A Mulher sem Pecado é a primeira peça de teatro escrita por Nelson Rodrigues, em 1941. Essa peça está inserida nas chamadas peças psicológicas do autor, juntamente com uma das suas obras primas, Vestido de Noiva, dentre outras. A Mulher sem Pecado conta a história do enciumado Olegário, que vive obcecado por descobrir se sua linda mulher Lídia é infiel.

No desenrolar da peça, diversos personagens vêm trazer para Olegário informações sobre Lídia. Fingindo estar preso a uma cadeira de rodas, ele vive atormentado por pensamentos que alimentam seu ciúme, e os delírios, que permeiam o texto, é a prova de como o ciúme tomou conta da sua vida. Os empregados, Inézia, a criada, e Umberto, o motorista, são obrigados, por Olegário, a relatar todos os passos da esposa.

O interessante é que Lídia, a princípio fiel, passa a desenvolver o desejo da infidelidade, motivada pela excessiva insistência com que o marido traz o assunto da traição à pauta. Desconfiado de qualquer coisa que a esposa faça, ele especula sobre possíveis más condutas que ela possa ter cometido, seja no presente, seja no passado. Por fim, estando saturada por tanta pressão do marido, Lídia foge com o motorista.

A forma com que Nelson Rodrigues trabalha o ciúme doentio do personagem Olegário é minuciosa. Consegue incitar no público a sensação de que o personagem vive em eterno tormento, como se o sofrimento só terminasse se ele chegasse à certeza de que Lídia realmente o trai. Mas tendo ela uma conduta correta, a angústia faz com que Olegário busque, a qualquer custo, algum indício de que a esposa tenha dado o passo da traição.

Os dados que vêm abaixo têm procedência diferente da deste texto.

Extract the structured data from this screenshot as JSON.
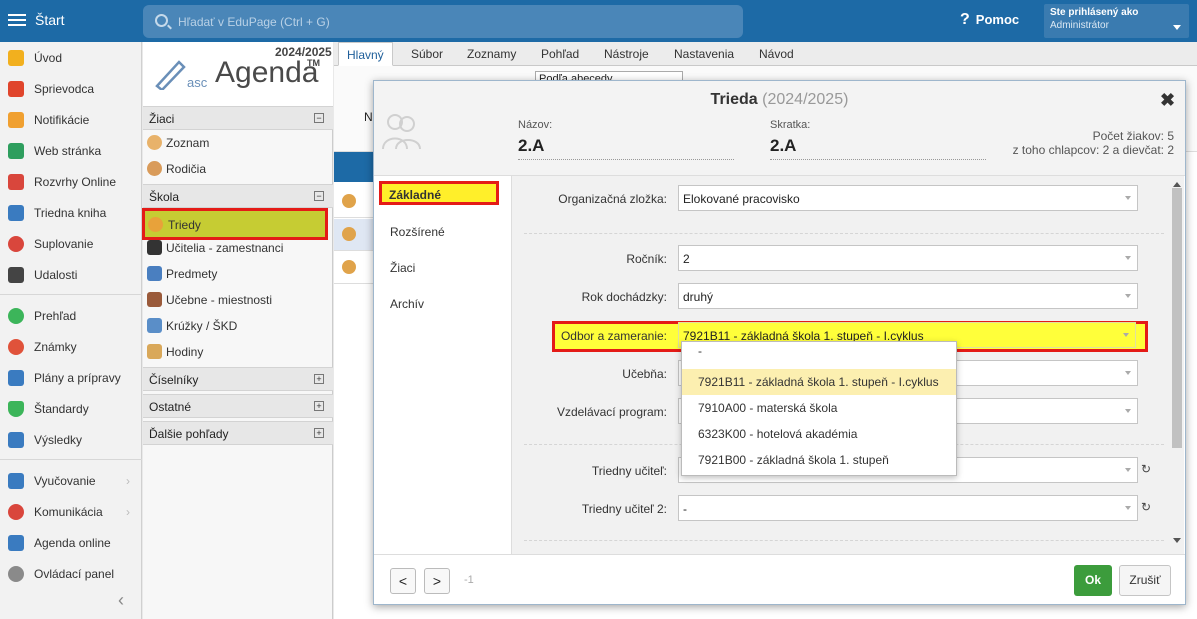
{
  "topbar": {
    "start": "Štart",
    "search_placeholder": "Hľadať v EduPage (Ctrl + G)",
    "help": "Pomoc",
    "user_line1": "Ste prihlásený ako",
    "user_line2": "Administrátor"
  },
  "leftnav": [
    {
      "label": "Úvod",
      "icon": "star-icon",
      "color": "#f2b01e"
    },
    {
      "label": "Sprievodca",
      "icon": "wand-icon",
      "color": "#e0452c"
    },
    {
      "label": "Notifikácie",
      "icon": "envelope-icon",
      "color": "#f0a030"
    },
    {
      "label": "Web stránka",
      "icon": "home-icon",
      "color": "#2e9e5e"
    },
    {
      "label": "Rozvrhy Online",
      "icon": "timetable-icon",
      "color": "#d9463c"
    },
    {
      "label": "Triedna kniha",
      "icon": "book-icon",
      "color": "#3a7bc0"
    },
    {
      "label": "Suplovanie",
      "icon": "substitute-icon",
      "color": "#d9463c"
    },
    {
      "label": "Udalosti",
      "icon": "calendar-icon",
      "color": "#444444"
    },
    {
      "label": "Prehľad",
      "icon": "check-circle-icon",
      "color": "#3cb55a"
    },
    {
      "label": "Známky",
      "icon": "grades-icon",
      "color": "#e0523a"
    },
    {
      "label": "Plány a prípravy",
      "icon": "briefcase-icon",
      "color": "#3a7bc0"
    },
    {
      "label": "Štandardy",
      "icon": "shield-icon",
      "color": "#3cb55a"
    },
    {
      "label": "Výsledky",
      "icon": "barchart-icon",
      "color": "#3a7bc0"
    },
    {
      "label": "Vyučovanie",
      "icon": "book-open-icon",
      "color": "#3a7bc0",
      "chev": "›"
    },
    {
      "label": "Komunikácia",
      "icon": "chat-icon",
      "color": "#d9463c",
      "chev": "›"
    },
    {
      "label": "Agenda online",
      "icon": "pen-icon",
      "color": "#3a7bc0"
    },
    {
      "label": "Ovládací panel",
      "icon": "gear-icon",
      "color": "#8a8a8a"
    }
  ],
  "leftnav_collapse": "‹",
  "panel": {
    "year": "2024/2025",
    "logo_asc": "asc",
    "logo_agenda": "Agenda",
    "logo_tm": "TM",
    "sec_ziaci": "Žiaci",
    "zoznam": "Zoznam",
    "rodicia": "Rodičia",
    "sec_skola": "Škola",
    "triedy": "Triedy",
    "ucitelia": "Učitelia - zamestnanci",
    "predmety": "Predmety",
    "ucebne": "Učebne - miestnosti",
    "kruzky": "Krúžky / ŠKD",
    "hodiny": "Hodiny",
    "sec_ciselniky": "Číselníky",
    "sec_ostatne": "Ostatné",
    "sec_dalsie": "Ďalšie pohľady",
    "minus": "−",
    "plus": "+"
  },
  "tabs": [
    "Hlavný",
    "Súbor",
    "Zoznamy",
    "Pohľad",
    "Nástroje",
    "Nastavenia",
    "Návod"
  ],
  "ribbon": {
    "sort_select": "Podľa abecedy",
    "partial_label": "N"
  },
  "dialog": {
    "title": "Trieda",
    "title_year": "(2024/2025)",
    "close": "✖",
    "name_label": "Názov:",
    "name_value": "2.A",
    "abbr_label": "Skratka:",
    "abbr_value": "2.A",
    "stat1": "Počet žiakov: 5",
    "stat2": "z toho chlapcov: 2 a dievčat: 2",
    "nav": [
      "Základné",
      "Rozšírené",
      "Žiaci",
      "Archív"
    ],
    "labels": {
      "org": "Organizačná zložka:",
      "rocnik": "Ročník:",
      "rok": "Rok dochádzky:",
      "odbor": "Odbor a zameranie:",
      "ucebna": "Učebňa:",
      "program": "Vzdelávací program:",
      "ucitel": "Triedny učiteľ:",
      "ucitel2": "Triedny učiteľ 2:"
    },
    "values": {
      "org": "Elokované pracovisko",
      "rocnik": "2",
      "rok": "druhý",
      "odbor": "7921B11 - základná škola 1. stupeň - I.cyklus",
      "ucebna": "",
      "program": "",
      "ucitel": "",
      "ucitel2": "-"
    },
    "refresh": "↻",
    "dropdown": [
      "-",
      "7921B11 - základná škola 1. stupeň - I.cyklus",
      "7910A00 - materská škola",
      "6323K00 - hotelová akadémia",
      "7921B00 - základná škola 1. stupeň"
    ],
    "prev": "<",
    "next": ">",
    "page": "-1",
    "ok": "Ok",
    "cancel": "Zrušiť"
  }
}
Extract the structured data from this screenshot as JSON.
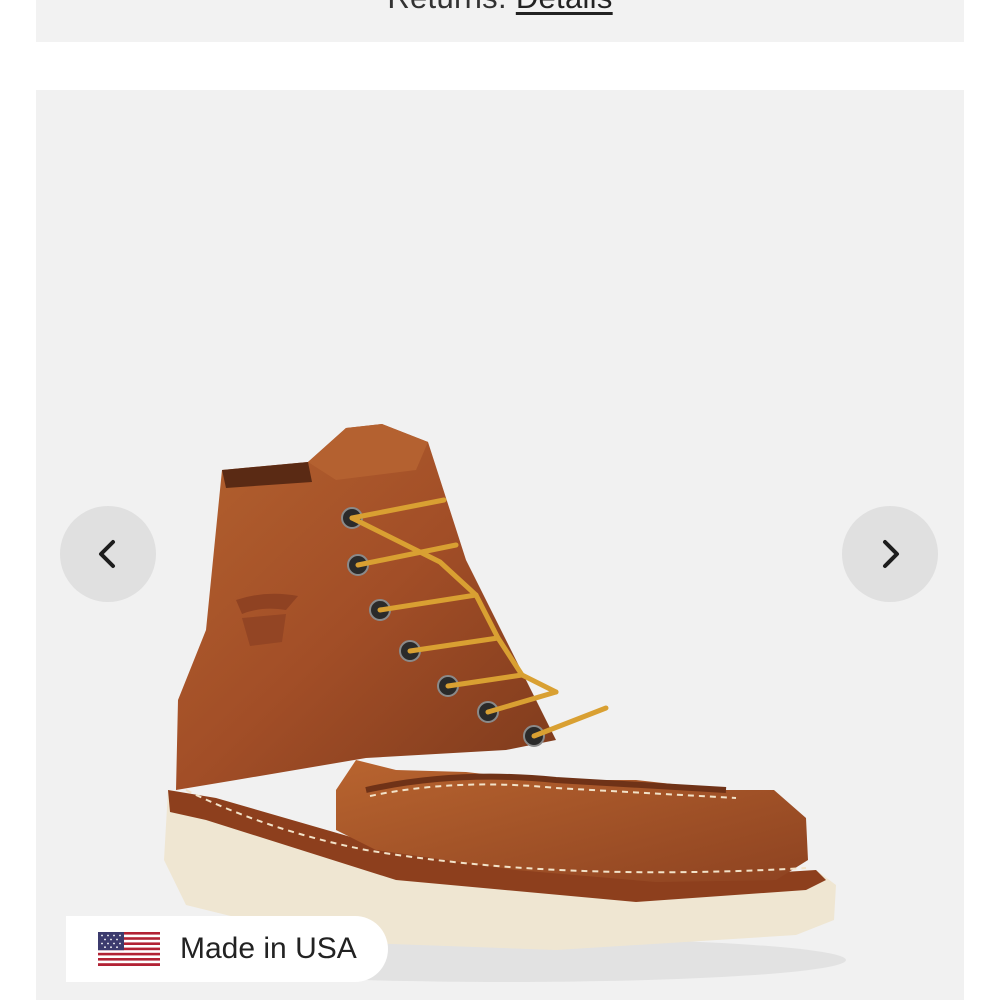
{
  "banner": {
    "prefix": "Returns.",
    "link_label": "Details"
  },
  "gallery": {
    "image_alt": "Leather moc toe boot",
    "prev_icon": "chevron-left-icon",
    "next_icon": "chevron-right-icon",
    "badge_icon": "us-flag-icon",
    "badge_label": "Made in USA"
  },
  "colors": {
    "page_background": "#ffffff",
    "banner_background": "#f2f2f2",
    "gallery_background": "#f1f1f1",
    "nav_button": "#e0e0e0",
    "boot_leather": "#a5502a",
    "boot_sole": "#efe6d2",
    "laces": "#d9a032"
  }
}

Olegário ouve vozes, vê pessoas imaginárias e o menor sinal de qualquer alteração no cotidiano da casa faz com que seus alertas desencadeiem uma ansiedade insuportável. A sensação é a de que a qualquer momento ele vai explodir em surto, tamanho o desespero que o invade. É como se a dúvida corroesse Olegário por dentro. Às vezes, a certeza de um infortúnio é mais leve do que carregar o peso da dúvida.

Talvez pudéssemos levantar aqui a questão do sentimento de posse ou do machismo, características também marcantes em Olegário, mas o que mais chama a atenção é todo o sofrimento psicológico a que o personagem se submete por causa disso. Seria a dúvida o maior fantasma que ronda o ciúme? Eis aí uma pista rodriguiana sobre um dos maiores detonadores de tragédias de que temos conhecimento. O ciúme.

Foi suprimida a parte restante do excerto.